Esta é a descoberta da detetive que está nos trailers e proporciona o grande ato de Beleza Oculta: as cartas que Howard escreve precisamente para as abstrações de seu discurso no começo do filme. Ele está de luto – mal trabalhado – e impossibilitado de ficar em paz novamente com a Morte, o Tempo e o Amor. De posse destas cartas (curiosamente, Howard envia cartas para abstrações pelo correio), seus três “amigos” contratam atores (Helen Mirren, Keira Knightley e Jacob Latimore) para interpretarem as abstrações, de modo que Howard ache que está louco e decida vender a agência.

Este completo despropósito tenta levar a situações inusitadas mas, honestamente, desperta certo nojo pela forma como as pessoas que construíram suas vidas ao lado de um homem passando pelo pior momento da vida são capazes de manipular tamanho sofrimento para ganho pessoal, travestido de preocupação. O texto é pobre, muitas vezes apelando para piadas rápidas que tentam amenizar o clima indigesto do argumento. Em um esforço de criar um roteiro “amarrado”, Whit, Claire e Simon também têm problemas pessoais que envolvem Amor, Tempo e Morte. Expostos ao longo do desenvolvimento de forma forçada, servem para humanizar aquelas pessoas que estão armando para seu chefe-sócio-amigo. Não cola.
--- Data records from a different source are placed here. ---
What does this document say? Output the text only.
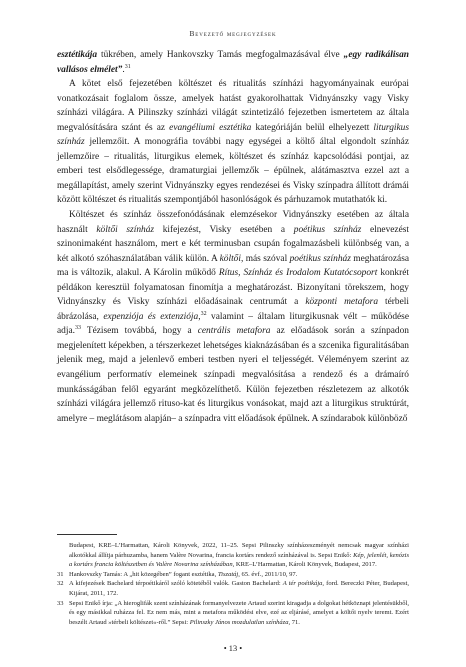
Bevezető megjegyzések

esztétikája tükrében, amely Hankovszky Tamás megfogalmazásával élve „egy radikálisan vallásos elmélet”.$^{31}$

A kötet első fejezetében költészet és ritualitás színházi hagyományainak európai vonatkozásait foglalom össze, amelyek hatást gyakorolhattak Vidnyánszky vagy Visky színházi világára. A Pilinszky színházi világát szintetizáló fejezetben ismertetem az általa megvalósítására szánt és az evangéliumi esztétika kategóriáján belül elhelyezett liturgikus színház jellemzőit. A monográfia további nagy egységei a költő által elgondolt színház jellemzőire – ritualitás, liturgikus elemek, költészet és színház kapcsolódási pontjai, az emberi test elsődlegessége, dramaturgiai jellemzők – épülnek, alátámasztva ezzel azt a megállapítást, amely szerint Vidnyánszky egyes rendezései és Visky színpadra állított drámái között költészet és ritualitás szempontjából hasonlóságok és párhuzamok mutathatók ki.

Költészet és színház összefonódásának elemzésekor Vidnyánszky esetében az általa használt költői színház kifejezést, Visky esetében a poétikus színház elnevezést szinonimaként használom, mert e két terminusban csupán fogalmazásbeli különbség van, a két alkotó szóhasználatában válik külön. A költői, más szóval poétikus színház meghatározása ma is változik, alakul. A Károlin működő Rítus, Színház és Irodalom Kutatócsoport konkrét példákon keresztül folyamatosan finomítja a meghatározást. Bizonyítani törekszem, hogy Vidnyánszky és Visky színházi előadásainak centrumát a központi metafora térbeli ábrázolása, expenziója és extenziója,$^{32}$ valamint – általam liturgikusnak vélt – működése adja.$^{33}$ Tézisem továbbá, hogy a centrális metafora az előadások során a színpadon megjelenített képekben, a térszerkezet lehetséges kiaknázásában és a szcenika figuralitásában jelenik meg, majd a jelenlevő emberi testben nyeri el teljességét. Véleményem szerint az evangélium performatív elemeinek színpadi megvalósítása a rendező és a drámaíró munkásságában felől egyaránt megközelíthető. Külön fejezetben részletezem az alkotók színházi világára jellemző rituso-kat és liturgikus vonásokat, majd azt a liturgikus struktúrát, amelyre – meglátásom alapján– a színpadra vitt előadások épülnek. A színdarabok különböző

Budapest, KRE–L’Harmattan, Károli Könyvek, 2022, 11–25. Sepsi Pilinszky színházeszményét nemcsak magyar színházi alkotókkal állítja párhuzamba, hanem Valère Novarina, francia kortárs rendező színházával is. Sepsi Enikő: Kép, jelenlét, kenózis a kortárs francia költészetben és Valère Novarina színházában, KRE–L’Harmattan, Károli Könyvek, Budapest, 2017.
31 Hankovszky Tamás: A „hit közegében” fogant esztétika, Tiszatáj, 65. évf., 2011/10, 97.
32 A kifejezések Bachelard térpoétikáról szóló kötetéből valók. Gaston Bachelard: A tér poétikája, ford. Bereczki Péter, Budapest, Kijárat, 2011, 172.
33 Sepsi Enikő írja: „A hieroglifák szent színházának formanyelvezete Artaud szerint kiragadja a dolgokat hétköznapi jelentésükből, és egy másikkal ruházza fel. Ez nem más, mint a metafora működési elve, ezé az eljárásé, amelyet a költői nyelv teremt. Ezért beszélt Artaud »térbeli költészet«-ről.” Sepsi: Pilinszky János mozdulatlan színháza, 71.
• 13 •
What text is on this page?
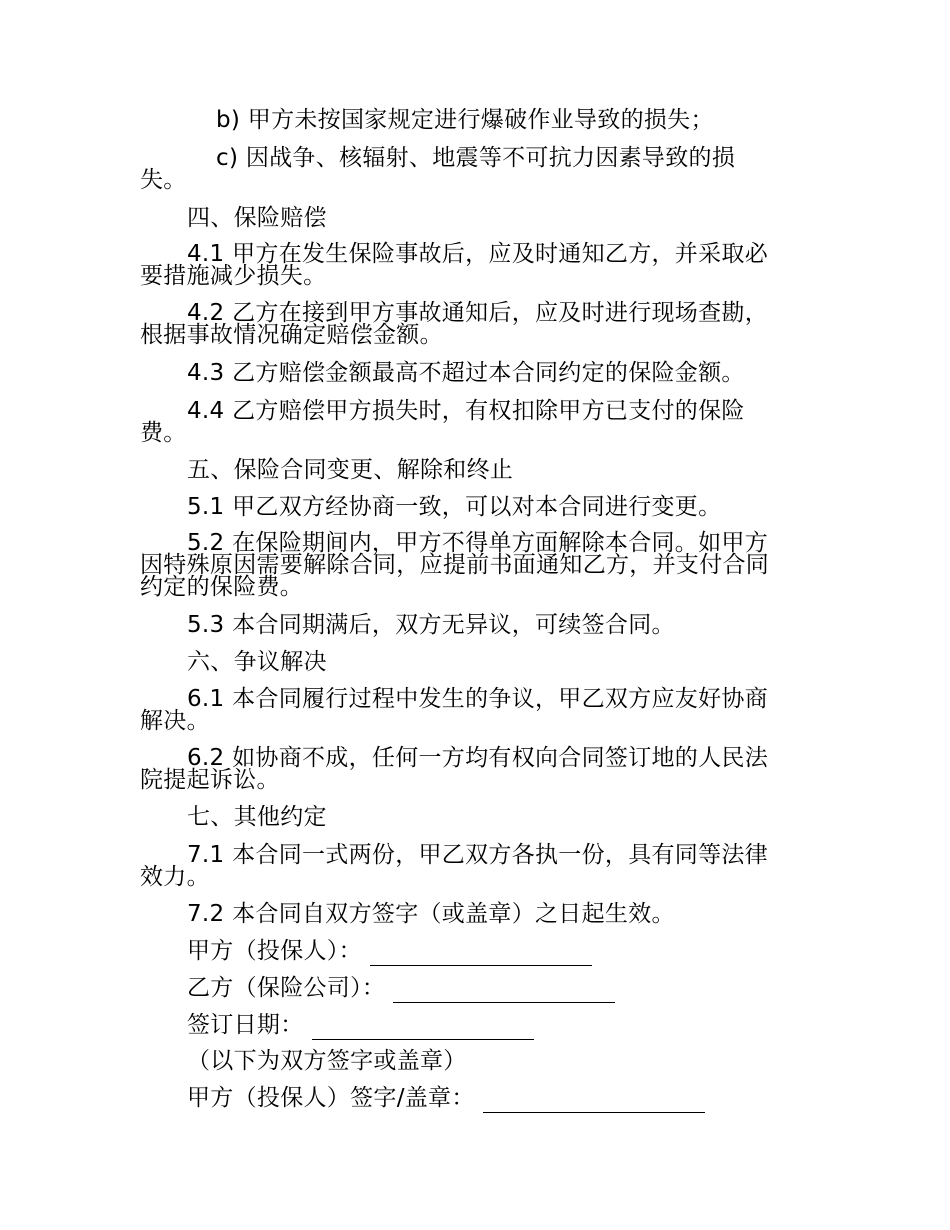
b) 甲方未按国家规定进行爆破作业导致的损失；
c) 因战争、核辐射、地震等不可抗力因素导致的损
失。
四、保险赔偿
4.1 甲方在发生保险事故后，应及时通知乙方，并采取必
要措施减少损失。
4.2 乙方在接到甲方事故通知后，应及时进行现场查勘，
根据事故情况确定赔偿金额。
4.3 乙方赔偿金额最高不超过本合同约定的保险金额。
4.4 乙方赔偿甲方损失时，有权扣除甲方已支付的保险
费。
五、保险合同变更、解除和终止
5.1 甲乙双方经协商一致，可以对本合同进行变更。
5.2 在保险期间内，甲方不得单方面解除本合同。如甲方
因特殊原因需要解除合同，应提前书面通知乙方，并支付合同
约定的保险费。
5.3 本合同期满后，双方无异议，可续签合同。
六、争议解决
6.1 本合同履行过程中发生的争议，甲乙双方应友好协商
解决。
6.2 如协商不成，任何一方均有权向合同签订地的人民法
院提起诉讼。
七、其他约定
7.1 本合同一式两份，甲乙双方各执一份，具有同等法律
效力。
7.2 本合同自双方签字（或盖章）之日起生效。
甲方（投保人）：
乙方（保险公司）：
签订日期：
（以下为双方签字或盖章）
甲方（投保人）签字/盖章：
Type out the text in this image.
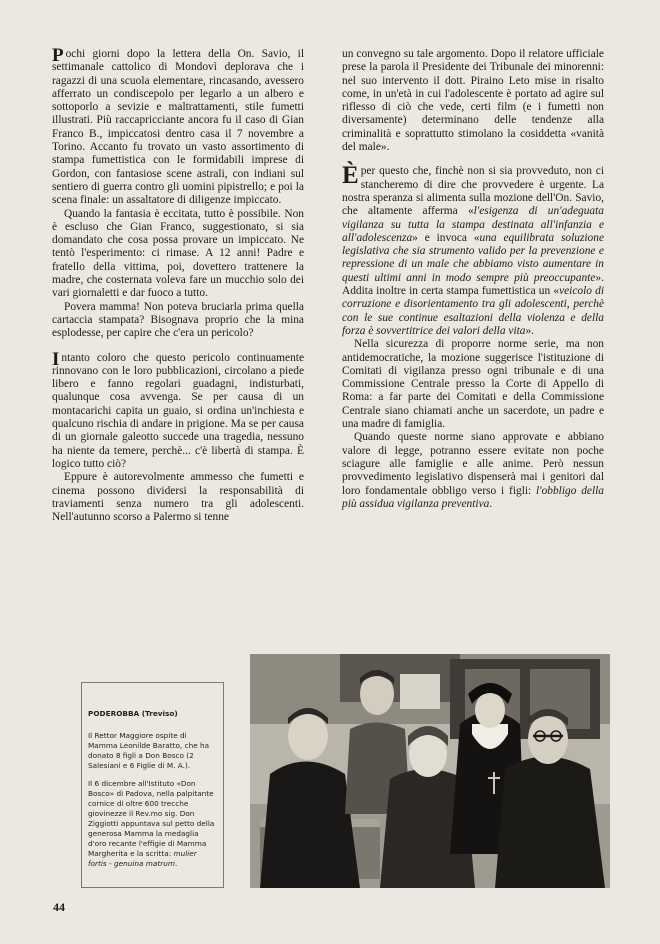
Pochi giorni dopo la lettera della On. Savio, il settimanale cattolico di Mondovì deplorava che i ragazzi di una scuola elementare, rincasando, avessero afferrato un condiscepolo per legarlo a un albero e sottoporlo a sevizie e maltrattamenti, stile fumetti illustrati. Più raccapricciante ancora fu il caso di Gian Franco B., impiccatosi dentro casa il 7 novembre a Torino. Accanto fu trovato un vasto assortimento di stampa fumettistica con le formidabili imprese di Gordon, con fantasiose scene astrali, con indiani sul sentiero di guerra contro gli uomini pipistrello; e poi la scena finale: un assaltatore di diligenze impiccato.

Quando la fantasia è eccitata, tutto è possibile. Non è escluso che Gian Franco, suggestionato, si sia domandato che cosa possa provare un impiccato. Ne tentò l'esperimento: ci rimase. A 12 anni! Padre e fratello della vittima, poi, dovettero trattenere la madre, che costernata voleva fare un mucchio solo dei vari giornaletti e dar fuoco a tutto.

Povera mamma! Non poteva bruciarla prima quella cartaccia stampata? Bisognava proprio che la mina esplodesse, per capire che c'era un pericolo?

Intanto coloro che questo pericolo continuamente rinnovano con le loro pubblicazioni, circolano a piede libero e fanno regolari guadagni, indisturbati, qualunque cosa avvenga. Se per causa di un montacarichi capita un guaio, si ordina un'inchiesta e qualcuno rischia di andare in prigione. Ma se per causa di un giornale galeotto succede una tragedia, nessuno ha niente da temere, perchè... c'è libertà di stampa. È logico tutto ciò?

Eppure è autorevolmente ammesso che fumetti e cinema possono dividersi la responsabilità di traviamenti senza numero tra gli adolescenti. Nell'autunno scorso a Palermo si tenne

un convegno su tale argomento. Dopo il relatore ufficiale prese la parola il Presidente dei Tribunale dei minorenni: nel suo intervento il dott. Piraino Leto mise in risalto come, in un'età in cui l'adolescente è portato ad agire sul riflesso di ciò che vede, certi film (e i fumetti non diversamente) determinano delle tendenze alla criminalità e soprattutto stimolano la cosiddetta «vanità del male».

È per questo che, finchè non si sia provveduto, non ci stancheremo di dire che provvedere è urgente. La nostra speranza si alimenta sulla mozione dell'On. Savio, che altamente afferma «l'esigenza di un'adeguata vigilanza su tutta la stampa destinata all'infanzia e all'adolescenza» e invoca «una equilibrata soluzione legislativa che sia strumento valido per la prevenzione e repressione di un male che abbiamo visto aumentare in questi ultimi anni in modo sempre più preoccupante». Addita inoltre in certa stampa fumettistica un «veicolo di corruzione e disorientamento tra gli adolescenti, perchè con le sue continue esaltazioni della violenza e della forza è sovvertitrice dei valori della vita».

Nella sicurezza di proporre norme serie, ma non antidemocratiche, la mozione suggerisce l'istituzione di Comitati di vigilanza presso ogni tribunale e di una Commissione Centrale presso la Corte di Appello di Roma: a far parte dei Comitati e della Commissione Centrale siano chiamati anche un sacerdote, un padre e una madre di famiglia.

Quando queste norme siano approvate e abbiano valore di legge, potranno essere evitate non poche sciagure alle famiglie e alle anime. Però nessun provvedimento legislativo dispenserà mai i genitori dal loro fondamentale obbligo verso i figli: l'obbligo della più assidua vigilanza preventiva.

PODEROBBA (Treviso)

Il Rettor Maggiore ospite di Mamma Leonilde Baratto, che ha donato 8 figli a Don Bosco (2 Salesiani e 6 Figlie di M. A.).

Il 6 dicembre all'Istituto «Don Bosco» di Padova, nella palpitante cornice di oltre 600 trecche giovinezze il Rev.mo sig. Don Ziggiotti appuntava sul petto della generosa Mamma la medaglia d'oro recante l'effigie di Mamma Margherita e la scritta: mulier fortis - genuina matrum.

44
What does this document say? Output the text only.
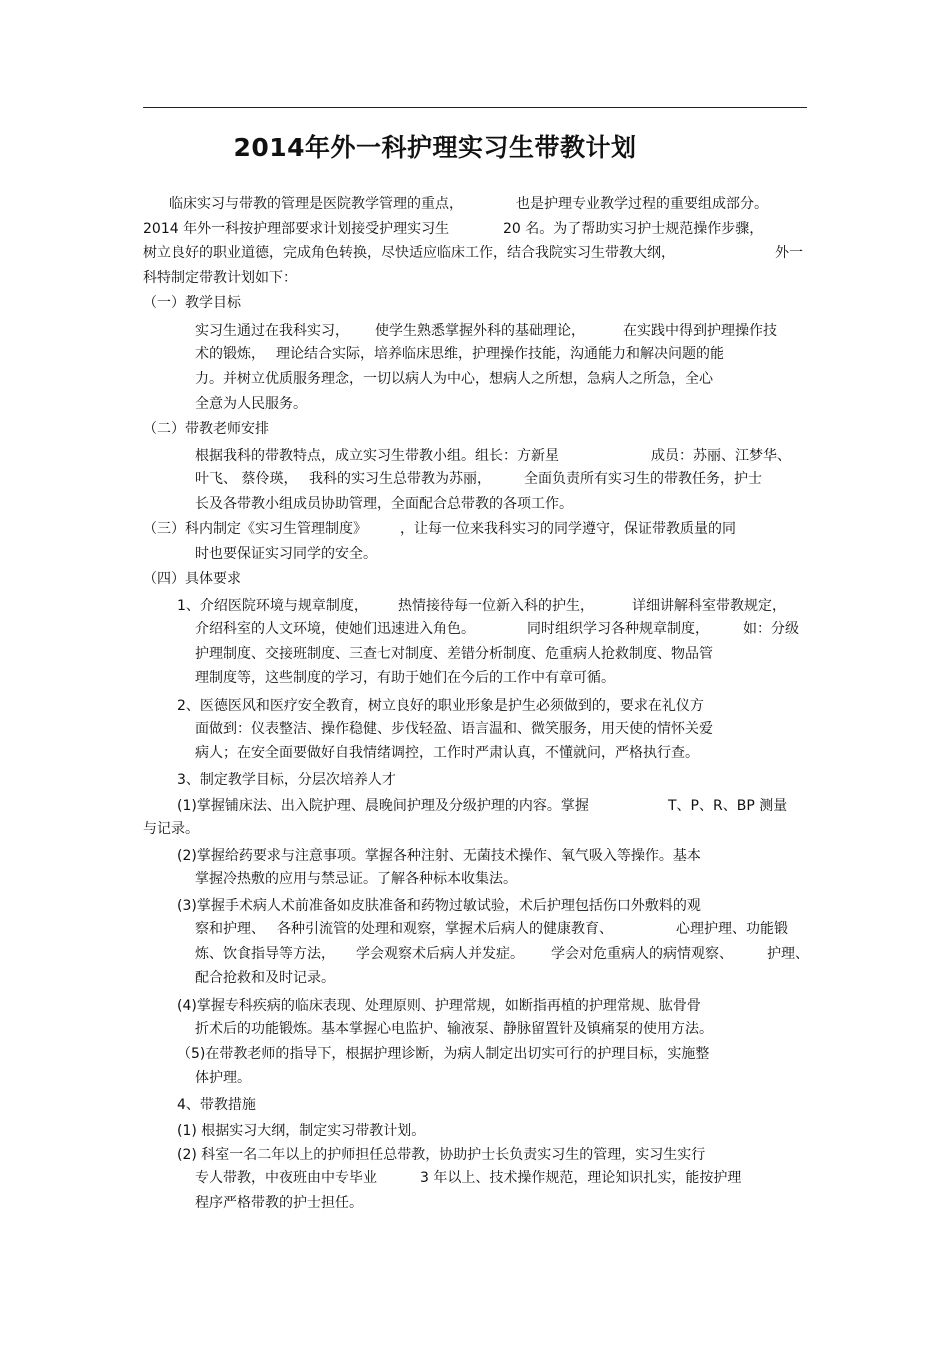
2014年外一科护理实习生带教计划
临床实习与带教的管理是医院教学管理的重点，	也是护理专业教学过程的重要组成部分。
2014 年外一科按护理部要求计划接受护理实习生	20 名。为了帮助实习护士规范操作步骤，
树立良好的职业道德，完成角色转换，尽快适应临床工作，结合我院实习生带教大纲，	外一
科特制定带教计划如下：
（一）教学目标
实习生通过在我科实习， 使学生熟悉掌握外科的基础理论，	在实践中得到护理操作技
术的锻炼， 理论结合实际，培养临床思维，护理操作技能，沟通能力和解决问题的能
力。并树立优质服务理念，一切以病人为中心，想病人之所想，急病人之所急，全心
全意为人民服务。
（二）带教老师安排
根据我科的带教特点，成立实习生带教小组。组长：方新星	成员：苏丽、江梦华、
叶飞、 蔡伶瑛， 我科的实习生总带教为苏丽， 全面负责所有实习生的带教任务，护士
长及各带教小组成员协助管理，全面配合总带教的各项工作。
（三）科内制定《实习生管理制度》 ，让每一位来我科实习的同学遵守，保证带教质量的同
时也要保证实习同学的安全。
（四）具体要求
1、介绍医院环境与规章制度， 热情接待每一位新入科的护生，	详细讲解科室带教规定，
介绍科室的人文环境，使她们迅速进入角色。	同时组织学习各种规章制度， 如：分级
护理制度、交接班制度、三查七对制度、差错分析制度、危重病人抢救制度、物品管
理制度等，这些制度的学习，有助于她们在今后的工作中有章可循。
2、医德医风和医疗安全教育，树立良好的职业形象是护生必须做到的，要求在礼仪方
面做到：仪表整洁、操作稳健、步伐轻盈、语言温和、微笑服务，用天使的情怀关爱
病人；在安全面要做好自我情绪调控，工作时严肃认真，不懂就问，严格执行查。
3、制定教学目标，分层次培养人才
(1)掌握铺床法、出入院护理、晨晚间护理及分级护理的内容。掌握	T、P、R、BP 测量
与记录。
(2)掌握给药要求与注意事项。掌握各种注射、无菌技术操作、氧气吸入等操作。基本
掌握冷热敷的应用与禁忌证。了解各种标本收集法。
(3)掌握手术病人术前准备如皮肤准备和药物过敏试验，术后护理包括伤口外敷料的观
察和护理、 各种引流管的处理和观察，掌握术后病人的健康教育、	心理护理、功能锻
炼、饮食指导等方法， 学会观察术后病人并发症。 学会对危重病人的病情观察、 护理、
配合抢救和及时记录。
(4)掌握专科疾病的临床表现、处理原则、护理常规，如断指再植的护理常规、肱骨骨
折术后的功能锻炼。基本掌握心电监护、输液泵、静脉留置针及镇痛泵的使用方法。
（5)在带教老师的指导下，根据护理诊断，为病人制定出切实可行的护理目标，实施整
体护理。
4、带教措施
(1) 根据实习大纲，制定实习带教计划。
(2) 科室一名二年以上的护师担任总带教，协助护士长负责实习生的管理，实习生实行
专人带教，中夜班由中专毕业	3 年以上、技术操作规范，理论知识扎实，能按护理
程序严格带教的护士担任。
A relação de Howard com Madeleine (Naomie Harris) se revela o segredo mais óbvio do filme

Em um momento digno de risos, Whit muda o slogan de um comercial no meio do teste de elenco, acatando a sugestão de uma das atrizes presentes. Não é assim que redatores trabalham: este efeito pode até parecer “cinematográfico” (já era brega nos anos 90), mas a produção de um slogan passa por literalmente dezenas de pessoas. A Criação fornece inúmeras opções e algumas são selecionadas. Uma defesa para cada uma delas é preparada e o material é apresentado ao cliente. Este muitas vezes pede uma amálgama de duas, até três das opções oferecidas. É extremamente trabalhoso oferecer o que o cliente quer, sem esquecer do que o cliente precisa com aquele slogan. Por mais que Whit seja um profissional fora de série e deseje de coração oferecer ao cliente o melhor slogan possível (muitos simplesmente esquecem do projeto assim que ele é aprovado), não basta dar um grito pro coordenador do teste de elenco para avisar que “o slogan mudou”. Mistificações como essa de Beleza Oculta acabam desvalorizando o trabalho de profissionais sérios.

A ideia interessante de Beleza Oculta se perde no roteiro preguiçoso. No fim, Allan Loeb se preocupa em explicar cada pormenor do filme, deixando nada para o espectador deduzir, ou mesmo refletir ao final da sessão. Para uma história previsível e baseada em conceitos abstratos, ser tão concreto nas conclusões é decepcionante.